Terrorismus in Indien: Anschlag auf Hippie-Zentrum

Gerade sollten die Friedensverhandlungen mit Pakistan wieder aufgenommen werden. Jetzt starben bei einem Bombenanschlag auf ein deutsches Café im indischen Pune mindestens neun Menschen.

Die "German Bakery" in Pune befindet sich in der Nähe des Ashrams Osho, einem Hippie-Zentrum. Bild: reuters

NEU DHELI taz | Eine Bombe in der westindischen Industriestadt Pune hat am Samstag neun Menschen getötet und 60 verletzt und könnte die Wiederaufnahme der indisch-pakistanischen Gespräche gefährden. Zudem droht das Attentat zu Verstimmungen zwischen Indien und dem Westen über Pakistan und Afghanistan zu führen.

Es ist der erste Anschlag in Indien seit der Bombenserie auf das Finanzviertel von Mumbai, die am 26. November 2008 insgesamt 166 Menschenleben forderte. Die Handschrift der Täter ähnelt der von Mumbai. Die indische Regierung sprach von einem "Terrorakt". Die Ermittlungsergebnisse deuteten "auf ein sorgfältig geplantes Verbrechen", sagte der indische Innenminister Palaniappan Chidambaram, wollte aber noch keine konkreten Verdächtigen nennen.
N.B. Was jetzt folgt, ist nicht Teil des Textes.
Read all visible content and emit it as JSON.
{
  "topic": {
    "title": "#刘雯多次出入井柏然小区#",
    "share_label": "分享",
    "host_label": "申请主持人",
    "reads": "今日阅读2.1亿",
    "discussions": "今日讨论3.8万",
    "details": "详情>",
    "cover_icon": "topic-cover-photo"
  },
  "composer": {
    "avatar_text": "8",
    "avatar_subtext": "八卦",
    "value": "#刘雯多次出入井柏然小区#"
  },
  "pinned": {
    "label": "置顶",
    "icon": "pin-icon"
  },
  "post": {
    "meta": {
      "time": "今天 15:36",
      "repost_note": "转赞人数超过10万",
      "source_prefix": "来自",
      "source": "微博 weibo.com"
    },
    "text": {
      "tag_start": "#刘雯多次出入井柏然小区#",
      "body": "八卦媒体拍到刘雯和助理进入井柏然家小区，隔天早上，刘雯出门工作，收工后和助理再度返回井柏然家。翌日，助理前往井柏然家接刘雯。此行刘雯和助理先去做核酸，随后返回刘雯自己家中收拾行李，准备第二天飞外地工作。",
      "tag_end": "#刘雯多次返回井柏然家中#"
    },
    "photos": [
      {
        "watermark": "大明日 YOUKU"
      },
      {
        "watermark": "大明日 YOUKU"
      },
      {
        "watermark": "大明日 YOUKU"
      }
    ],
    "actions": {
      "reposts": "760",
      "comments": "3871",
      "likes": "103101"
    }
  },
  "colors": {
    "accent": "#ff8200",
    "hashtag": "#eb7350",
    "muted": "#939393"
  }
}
Tatort war die "Deutsche Bäckerei" in Pune, die zu den bei westlichen Ausländern beliebtesten Cafés der Stadt zählt. Die Bombe ging am Samstagabend um 19.30 Uhr zur besten Geschäftszeit hoch. Die Bäckerei war voller Gäste. Sie hatten ein rot-blaues Paket unter einem Tisch nicht bemerkt. Ein Café-Angestellter versuchte, es zu öffnen. Im nächsten Moment war laut Augenzeugenberichten von dem kleinen Café aus Wellblech und dünnen Holzwänden nicht mehr viel übrig. Unter den Todesopfern befanden sich auch eine italienische Bhagwan-Anhängerin und eine iranische Studentin. Ein Deutscher wurde verletzt.

Vieles deutet auf einen Zusammenhang zwischen den Attentaten in Pune und Mumbai. Schon in Mumbai hatte das Ausländercafé der Stadt, das Leopold-Café, zu den Zielscheiben der Attentäter gezählt. Und erst vor acht Tagen hatte die pakistanische Terror-Bewegung LET (Lashkar-e-Taiba), die für die Anschläge in Mumbai verantwortlich gemacht wird, neben Delhi und Mumbai ausdrücklich Pune zum möglichen Abgriffsziel erklärt. Die indische Polizei verwies zudem auf Besuche des kürzlich in den USA verhafteten mutmaßlichen LET-Mitglieds David Headley in Pune. Headley, ein pakistanischstämmiger US-Bürger, wird von den indischen Behörden verdächtigt, die Ziele der Mumbai-Attentäter ausgekundschaftet zu haben. Das hat er nun möglicherweise auch in Pune getan, wo er in einem Hotel nur wenige Meter vom Tatort entfernt übernachtete. Direkt neben der Deutschen Bäckerei in Pune gibt es außerdem ein jüdisches Kulturzentrum ähnlich jenem, das in Mumbai von den Terroristen angegriffen wurde.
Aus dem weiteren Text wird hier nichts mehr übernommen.